Rohin Shah 17 Jan 2022 11:44 UTC
LW: 3 AF: 3
AF
I broadly agree with the things you’re saying; I think it mostly comes down to the actual numbers we’d assign.
This seems really extreme, if I’m not misunderstanding you. (My own number is like 1x-5x.) Assuming your intent alignment risk is 10%, your AI persuasion risk is only 1/1000?
Yeah, that’s about right. I’d note that it isn’t totally clear what the absolute risk number is meant to capture—one operationalization is that it is P(existential catastrophe occurs, and if we had solved AI persuasion but the world was otherwise exactly the same, then no existential catastrophe occurs) -- I realize I didn’t say exactly this above but that’s the one that is mutually exhaustive across risks, and the one that determines expected value of solving the problem.

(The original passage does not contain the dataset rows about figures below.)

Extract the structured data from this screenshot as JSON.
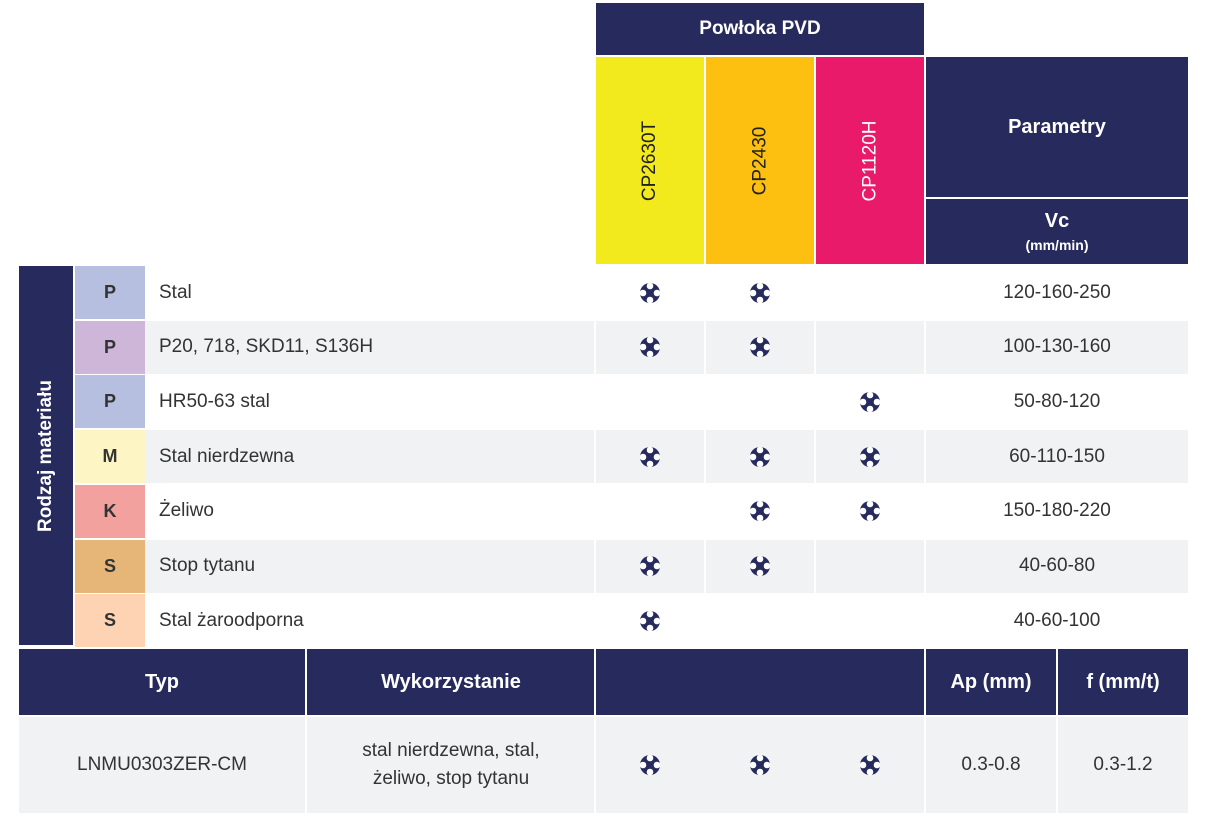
{
  "header": {
    "coating_group": "Powłoka PVD",
    "coatings": [
      {
        "label": "CP2630T",
        "color": "#f2ea1d"
      },
      {
        "label": "CP2430",
        "color": "#fdbf10"
      },
      {
        "label": "CP1120H",
        "color": "#ea1a6a"
      }
    ],
    "parameters": "Parametry",
    "vc_label": "Vc",
    "vc_unit": "(mm/min)"
  },
  "material_side_label": "Rodzaj materiału",
  "materials": [
    {
      "code": "P",
      "code_color": "#b6bfe0",
      "name": "Stal",
      "marks": [
        true,
        true,
        false
      ],
      "vc": "120-160-250"
    },
    {
      "code": "P",
      "code_color": "#cdb6d8",
      "name": "P20, 718, SKD11, S136H",
      "marks": [
        true,
        true,
        false
      ],
      "vc": "100-130-160"
    },
    {
      "code": "P",
      "code_color": "#b6bfe0",
      "name": "HR50-63 stal",
      "marks": [
        false,
        false,
        true
      ],
      "vc": "50-80-120"
    },
    {
      "code": "M",
      "code_color": "#fdf5c4",
      "name": "Stal nierdzewna",
      "marks": [
        true,
        true,
        true
      ],
      "vc": "60-110-150"
    },
    {
      "code": "K",
      "code_color": "#f3a19f",
      "name": "Żeliwo",
      "marks": [
        false,
        true,
        true
      ],
      "vc": "150-180-220"
    },
    {
      "code": "S",
      "code_color": "#e6b679",
      "name": "Stop tytanu",
      "marks": [
        true,
        true,
        false
      ],
      "vc": "40-60-80"
    },
    {
      "code": "S",
      "code_color": "#fdd3b4",
      "name": "Stal żaroodporna",
      "marks": [
        true,
        false,
        false
      ],
      "vc": "40-60-100"
    }
  ],
  "bottom": {
    "headers": {
      "type": "Typ",
      "usage": "Wykorzystanie",
      "marks": "",
      "ap": "Ap (mm)",
      "f": "f (mm/t)"
    },
    "row": {
      "type": "LNMU0303ZER-CM",
      "usage_line1": "stal nierdzewna, stal,",
      "usage_line2": "żeliwo, stop tytanu",
      "marks": [
        true,
        true,
        true
      ],
      "ap": "0.3-0.8",
      "f": "0.3-1.2"
    }
  },
  "colors": {
    "navy": "#262a5c",
    "alt_row": "#f1f2f4"
  },
  "icon": "cross-mark-icon"
}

To justify the absolute number of 1/1000, I’d note that:
1. The case seems pretty speculative + conjunctive—you need people to choose to use AI to be very persuasive (instead of, idk, retiring to live in luxury in small insular subcommunities), you’d need the AI to be better at persuasion than defending against persuasion (or for people to choose not to defend), and you’d need this to be so bad that it leads to an existential catastrophe.
2. I feel like if I talked to lots of people the amount I’ve talked with you / others about AI persuasion (i.e. not very much, but enough to convey a basic idea) I’d end up having 10-300 other risks of similar magnitude and plausibility. Under the operationalization I gave above, these probabilities would be mutually exclusive. So that places an upper bound of ¹⁄₃₀₀ − ¹⁄₁₀ on any given problem.
3. I don’t expect this bound to be tight. For example, if it were tight, that would imply that existential catastrophe is guaranteed. But more importantly, there are lots of worlds in which existential catastrophe is overdetermined because society is terrible at coordinating. If you condition on “existential catastrophe” and “AI persuasion was a big problem”, I update that we were really bad at coordination and so I also think that there would be lots of other problems such that solving persuasion wouldn’t prevent the existential catastrophe. (Whereas alignment feels much more like a direct technical challenge—while there certainly is an update against societal coordination if we get an existential catastrophe with a failure of alignment, the update seems a lot smaller, and so I’m more optimistic that solving alignment means that the existential catastrophe doesn’t happen at all.)
The 100x differential between alignment and persuasion comes mostly because points (2) and (3) above don’t apply to alignment, point (1) applies only in part—given my state of knowledge, the case for alignment failure seems much less speculative (though obviously still speculative), though it is still quite conjunctive.
I see, but I think at least part of the problem with threats is that I’m not sure what I care about, which greatly increases my “attack surface”. For example, if I knew that negative utilitarianism is definitely wrong, then threats to torture some large number of simulated people wouldn’t be effective on me (e.g., under total utilitarianism, I could use the resources demanded by the attacker to create more than enough happy people to counterbalance whatever they threaten to do).
That’s a fair point, I agree this is a way in which full knowledge of human values can help avoid potentially significant risks in a way that intent alignment doesn’t.